While every living being has suffered amid this Covid19 pandemic, the mother earth seems to be recuperating. Nature seems to have regained its lost glory. There has been a significant reduction in pollution. The air we breathe has been more soothing and healthy. Various environmentalists have claimed that there is a substantial decrease in the contamination level of water bodies. The unabated loot of green gold, i.e., our forests has come to a halt at least for now. All this is clearly due to closure of most types of industries and also decreased demand.
However, there is an ugly side to this as well. Calls for mass sanitisation programmes in Covid19 affected areas have led to ruthless use of chemical disinfectants in mammoth quantities on daily basis, which for sure will show their adverse effect on various living creatures while polluting the water bodies and contaminating the air.

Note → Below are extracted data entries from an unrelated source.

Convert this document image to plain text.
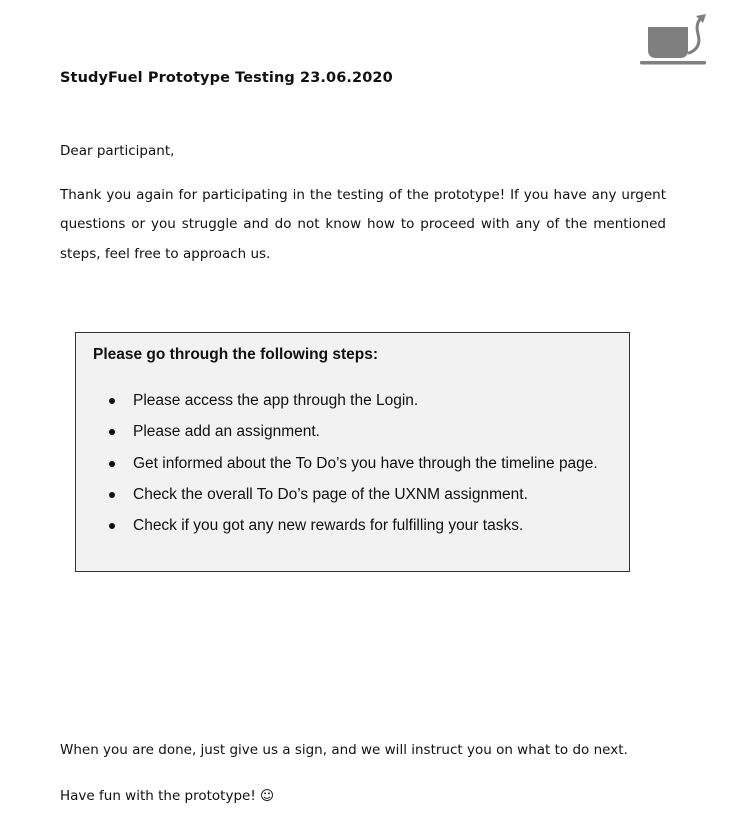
StudyFuel Prototype Testing 23.06.2020
Dear participant,
Thank you again for participating in the testing of the prototype! If you have any urgent questions or you struggle and do not know how to proceed with any of the mentioned steps, feel free to approach us.
Please go through the following steps:
Please access the app through the Login.
Please add an assignment.
Get informed about the To Do’s you have through the timeline page.
Check the overall To Do’s page of the UXNM assignment.
Check if you got any new rewards for fulfilling your tasks.
When you are done, just give us a sign, and we will instruct you on what to do next.
Have fun with the prototype! ☺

As world is easing the lockdown, there will be increased demand for goods and this will require industries to run at their fullest capacity, thus again polluting the air and water. The loot of green gold will pick up pace again. But hopelessness is never a remedy. The lockdown has taught us how human activities are endangering nature. We should take lessons and work out a sustainable strategy to minimise the harm to nature while making economic progress.
To summarise, the world after Covid19 will enter a new era and it will not be an easy one. The onus lies on us to secure our future. We have to be collective and inclusive in our efforts to face the threats that are staring at us. The global leadership needs to understand that nothing has been achieved by piling up military arsenal. It is time to invest in research that will prevent pandemics or at least equip us with good healthcare infrastructure so that we are not caught unawares. Care needs to be taken of the poor and unprivileged. Let’s pledge that no human dies of hunger or from a disease due to lack of accessible health care.
The darkest hour is just before dawn. Hope the post-Covid world proves far better than the pre-Covid one.